I continued to pour water over her until the bath was full. By that time the beginnings of sirens were coming from Route 1, and I hesitantly left her huddled in the bath while I went to our drive and met the first responders, throwing a jacket on as I went. The emergency personnel were all understanding, their nods and smiles that of those who have seen terrible things and who were relieved to not be witnesses of another tragedy. Several offered to come inside and take a look at Del, but I declined knowing that she would be uncomfortable with more people in the house while she was vulnerable. I thanked them and said that I would bring Del in to the hospital if there seemed to be anything seriously wrong with her. As the last vehicle pulled out of our drive, I returned to the bathroom and found the tub empty.

“Del!”

“I’m upstairs,” she called down, and I hurried up the treads, unsure of what I would find. She lay beneath several blankets on the bed, her hair still wet and fanned out on her pillow. She looked at me, only her face visible above the quilt. She was so childlike that for a moment I imagined we were only kids playing a game that had gone wrong. We were married, had a house, student loans, groceries to pay for, electric bills, a car payment due next week on a vehicle that probably wouldn’t last into the next year, and here we were, reduced to exchanging terrified stares over something neither of us understood or knew how to deal with.

“Where did you go?” I asked quietly. The air in our little bedroom was cloistered and my voice didn’t carry the way it should have. She shook her head, her hair making a rasping sound against the pillow. “I saw you in the water. I saw you go under, Del.” She seemed to consider this, her brow pulling down as she blinked.

“I remember coming home and putting my stuff on the table. And then I turned to the fridge, but…” Her words trailed off and she frowned.

“What is it?”

The shake of her head again. “I don’t know. There’s a hole there. It’s all dark.”

Dark like your eyes were, I thought, and madness picked at me with a single ebony claw. I hadn’t seen that. I’d been panicking and imagined that there was something wrong with her eyes. I’d imagined that when she touched me…

“I need you,” she said, drawing one pale arm out from beneath the covers. “Come lie down.”

“We need to figure this out. We can’t just go to bed. This is serious, Del.”

“I know, but right now I need you to hold me. I want you next to me.”

Slowly I came forward and stopped at the bedside, drawing off the jacket I’d used to cover myself. My jeans were still soaked and they clung to me coldly like a dead second skin. I stripped them off along with my boxers and when she lifted the blankets for me to crawl beneath I saw that she was still naked. The sight of her body in the soft light as well as the longing look on her face brought about a warmth in my center, and despite the anxiety that still gripped me, I felt myself stiffen as I laid down beside her.

She intertwined herself with me, nuzzling close beneath my chin and wrapping her arms around my back.
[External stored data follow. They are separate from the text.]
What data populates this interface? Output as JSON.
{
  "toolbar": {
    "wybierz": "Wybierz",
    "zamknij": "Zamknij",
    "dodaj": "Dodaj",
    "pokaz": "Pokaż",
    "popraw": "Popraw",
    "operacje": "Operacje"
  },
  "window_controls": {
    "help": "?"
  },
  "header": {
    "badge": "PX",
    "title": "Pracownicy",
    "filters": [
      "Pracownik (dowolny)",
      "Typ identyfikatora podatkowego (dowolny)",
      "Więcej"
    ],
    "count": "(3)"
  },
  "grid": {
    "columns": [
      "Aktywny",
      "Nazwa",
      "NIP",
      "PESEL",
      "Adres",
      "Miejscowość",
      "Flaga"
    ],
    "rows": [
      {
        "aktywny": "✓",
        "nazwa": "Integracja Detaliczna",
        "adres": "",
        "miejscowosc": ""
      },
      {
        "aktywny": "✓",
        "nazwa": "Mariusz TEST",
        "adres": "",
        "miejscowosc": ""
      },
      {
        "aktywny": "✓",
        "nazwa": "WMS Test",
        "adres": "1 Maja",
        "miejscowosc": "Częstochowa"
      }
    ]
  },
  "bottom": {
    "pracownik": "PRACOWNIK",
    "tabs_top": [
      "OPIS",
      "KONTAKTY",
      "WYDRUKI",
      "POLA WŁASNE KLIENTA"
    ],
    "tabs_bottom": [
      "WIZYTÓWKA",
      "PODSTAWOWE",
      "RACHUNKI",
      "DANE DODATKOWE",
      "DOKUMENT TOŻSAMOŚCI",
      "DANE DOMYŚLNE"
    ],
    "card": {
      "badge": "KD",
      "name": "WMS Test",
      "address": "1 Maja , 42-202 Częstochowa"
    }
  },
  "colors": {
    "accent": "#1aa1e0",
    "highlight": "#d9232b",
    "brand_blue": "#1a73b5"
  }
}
We stayed that way for a time before my hands started to play across her skin that was now warm. She sighed and drew even closer, her hand sliding between us to grip me. We moved together for a time on our sides, a thankfulness in our caresses that I’m sure we both felt. It was as if something of great velocity had narrowly missed us and the only way to show our gratitude was to pour ourselves into one another. When she rolled onto her back and I moved above her, she whispered something that I didn’t absorb right away. The sinuous rhythm of our bodies was too much and it was only minutes before our climaxes rolled through us both, the simultaneousness of them leaving us breathless and shaking.